Berbagai persiapan mesti ditempuh agar belajar di luar negeri menjadi pengalaman memuaskan. Tentu saja, persiapan bergantung pada negara tujuan belajar, perguruan tinggi incaran, dan program studi. Ambil contoh, Australia sebagai destinasi belajar klasik dan diminati.

Persiapan studi dimulai jauh-jauh hari, termasuk mempertimbangkan nilai sekolah. Menurut Novi Kurniawati, Product Manager SUN Education Group Australia, Selandia Baru, dan Indonesia, anak yang mau masuk tahun pertama di perguruan tinggi harus memiliki nilai rata-rata 8,5 (nilai ujian nasional dan nilai rapor). Biasanya nilai ini sulit diperoleh, terutama sekolah dengan kurikulum nasional.

Sebagian besar perguruan tinggi menawarkan program foundation, transisi selama 4-12 bulan. Jika nilai anak belum memenuhi standar minimal masuk ke perguruan tinggi di Australia, ada program transisi yang ditawarkan.

ADVERTISEMENT

SCROLL TO RESUME CONTENT

“Kalau mau masuk kampuskampus favorit dalam ‘grup 8’, disarankan masuk foundation terlebih dahulu. Rata-rata perguruan tinggi pakai foundation,” katanya.

Proses belajar seperti kuliah yang sebenarnya. Seperti yang dilakukan di kampus University of New South Wales (UNSW), ada kerja kelompok, berpikir kritis, presentasi, dan konsultasi. Anak-anak diajari untuk bekerja sama dalam kelompok karena itu yang dibutuhkan dunia kerja.
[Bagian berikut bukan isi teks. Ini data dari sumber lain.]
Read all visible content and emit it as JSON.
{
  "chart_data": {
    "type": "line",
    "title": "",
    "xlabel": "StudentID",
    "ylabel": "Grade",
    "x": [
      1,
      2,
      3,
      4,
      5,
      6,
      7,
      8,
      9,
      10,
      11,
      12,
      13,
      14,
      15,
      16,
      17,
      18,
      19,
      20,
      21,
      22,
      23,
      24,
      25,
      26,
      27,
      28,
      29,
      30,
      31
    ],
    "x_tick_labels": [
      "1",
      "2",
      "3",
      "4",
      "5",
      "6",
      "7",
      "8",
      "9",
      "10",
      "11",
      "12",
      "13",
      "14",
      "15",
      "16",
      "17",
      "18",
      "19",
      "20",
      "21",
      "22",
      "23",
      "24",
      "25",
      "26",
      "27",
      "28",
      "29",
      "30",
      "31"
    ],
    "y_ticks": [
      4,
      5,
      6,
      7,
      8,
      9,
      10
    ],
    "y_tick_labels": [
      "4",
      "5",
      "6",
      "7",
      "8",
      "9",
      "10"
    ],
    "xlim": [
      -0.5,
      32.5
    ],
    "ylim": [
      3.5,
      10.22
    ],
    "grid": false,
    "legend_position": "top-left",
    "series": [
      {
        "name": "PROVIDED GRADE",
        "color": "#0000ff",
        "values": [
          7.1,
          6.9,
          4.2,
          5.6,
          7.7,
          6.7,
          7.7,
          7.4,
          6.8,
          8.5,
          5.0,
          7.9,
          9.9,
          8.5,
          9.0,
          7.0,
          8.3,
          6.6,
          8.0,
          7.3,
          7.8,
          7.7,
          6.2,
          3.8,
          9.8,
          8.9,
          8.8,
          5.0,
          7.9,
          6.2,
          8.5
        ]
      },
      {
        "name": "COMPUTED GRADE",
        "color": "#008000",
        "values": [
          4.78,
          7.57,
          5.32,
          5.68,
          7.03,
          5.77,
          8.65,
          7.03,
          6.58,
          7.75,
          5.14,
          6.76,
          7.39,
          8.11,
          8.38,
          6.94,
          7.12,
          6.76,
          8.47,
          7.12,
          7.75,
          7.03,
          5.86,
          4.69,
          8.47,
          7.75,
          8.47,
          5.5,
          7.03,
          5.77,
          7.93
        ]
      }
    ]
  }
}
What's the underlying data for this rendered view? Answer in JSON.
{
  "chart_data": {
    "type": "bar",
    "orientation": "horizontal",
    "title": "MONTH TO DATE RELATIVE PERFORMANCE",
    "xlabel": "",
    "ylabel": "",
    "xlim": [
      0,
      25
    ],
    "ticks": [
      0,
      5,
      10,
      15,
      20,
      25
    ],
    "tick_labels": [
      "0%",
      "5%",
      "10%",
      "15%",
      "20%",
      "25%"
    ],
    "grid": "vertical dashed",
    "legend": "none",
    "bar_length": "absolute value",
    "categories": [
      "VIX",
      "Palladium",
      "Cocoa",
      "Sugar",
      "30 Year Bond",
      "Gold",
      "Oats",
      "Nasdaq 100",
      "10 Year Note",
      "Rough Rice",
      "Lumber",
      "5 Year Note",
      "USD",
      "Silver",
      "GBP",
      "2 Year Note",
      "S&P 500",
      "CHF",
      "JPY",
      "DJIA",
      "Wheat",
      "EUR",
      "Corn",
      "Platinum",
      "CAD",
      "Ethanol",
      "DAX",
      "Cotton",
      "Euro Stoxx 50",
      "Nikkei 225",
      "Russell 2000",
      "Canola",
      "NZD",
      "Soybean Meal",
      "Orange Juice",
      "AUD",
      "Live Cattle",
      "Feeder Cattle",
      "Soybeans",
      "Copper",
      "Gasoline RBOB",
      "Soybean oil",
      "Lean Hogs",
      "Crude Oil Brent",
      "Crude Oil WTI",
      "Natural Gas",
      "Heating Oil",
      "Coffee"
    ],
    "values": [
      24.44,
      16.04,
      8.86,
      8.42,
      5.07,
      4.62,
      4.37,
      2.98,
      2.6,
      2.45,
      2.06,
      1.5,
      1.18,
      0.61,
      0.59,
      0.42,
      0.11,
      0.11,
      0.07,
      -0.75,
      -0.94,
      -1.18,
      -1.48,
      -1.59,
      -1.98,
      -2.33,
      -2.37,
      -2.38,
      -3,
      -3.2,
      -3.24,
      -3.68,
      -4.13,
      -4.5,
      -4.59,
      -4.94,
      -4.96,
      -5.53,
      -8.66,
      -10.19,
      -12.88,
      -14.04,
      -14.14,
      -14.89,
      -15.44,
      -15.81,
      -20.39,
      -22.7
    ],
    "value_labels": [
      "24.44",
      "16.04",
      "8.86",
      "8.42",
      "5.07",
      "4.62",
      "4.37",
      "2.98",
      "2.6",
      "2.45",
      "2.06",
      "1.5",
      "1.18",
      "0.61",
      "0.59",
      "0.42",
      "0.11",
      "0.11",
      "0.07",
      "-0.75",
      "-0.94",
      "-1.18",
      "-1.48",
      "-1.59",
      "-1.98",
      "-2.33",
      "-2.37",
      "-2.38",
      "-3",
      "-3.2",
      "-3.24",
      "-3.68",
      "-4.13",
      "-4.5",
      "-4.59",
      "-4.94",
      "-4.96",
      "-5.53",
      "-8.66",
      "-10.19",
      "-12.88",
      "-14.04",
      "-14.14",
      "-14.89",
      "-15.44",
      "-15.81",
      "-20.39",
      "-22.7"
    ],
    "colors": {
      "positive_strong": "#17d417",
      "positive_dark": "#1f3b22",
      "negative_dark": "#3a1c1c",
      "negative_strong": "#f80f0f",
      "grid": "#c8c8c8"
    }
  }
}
Kurikulum pada program transisi, kata Kepala Sekolah UNSW Foundation Studies Paul Sutton, disusun dengan mengikuti saran pihak UNSW agar sumber daya manusia yang “dipasok” betul-betul siap berkuliah di UNSW. Ada yang masih harus belajar banyak, tetapi ada juga yang sudah tinggal “digosok” sedikit di urusan memahami teks bacaan. “Anak-anak bisa memahami teks bacaan berbahasa Inggris dengan belajar 12 pekan di kelas. Ini yang akan mereka hadapi ketika kuliah,” ujarnya.

Bahasa Inggris
Persiapan lain yang tak kalah penting adalah bahasa asing, terutama bahasa Inggris. Berkuliah di luar negeri tidak hanya memerlukan modal kemampuan bercakap-cakap dengan bahasa Inggris, tetapi juga termasuk membaca dan menulis ilmiah. Karena itu, diperlukan pelatihan khusus untuk menyiapkan para calon mahasiswa agar bisa menghasilkan tulisan ilmiah dalam bahasa Inggris yang baik.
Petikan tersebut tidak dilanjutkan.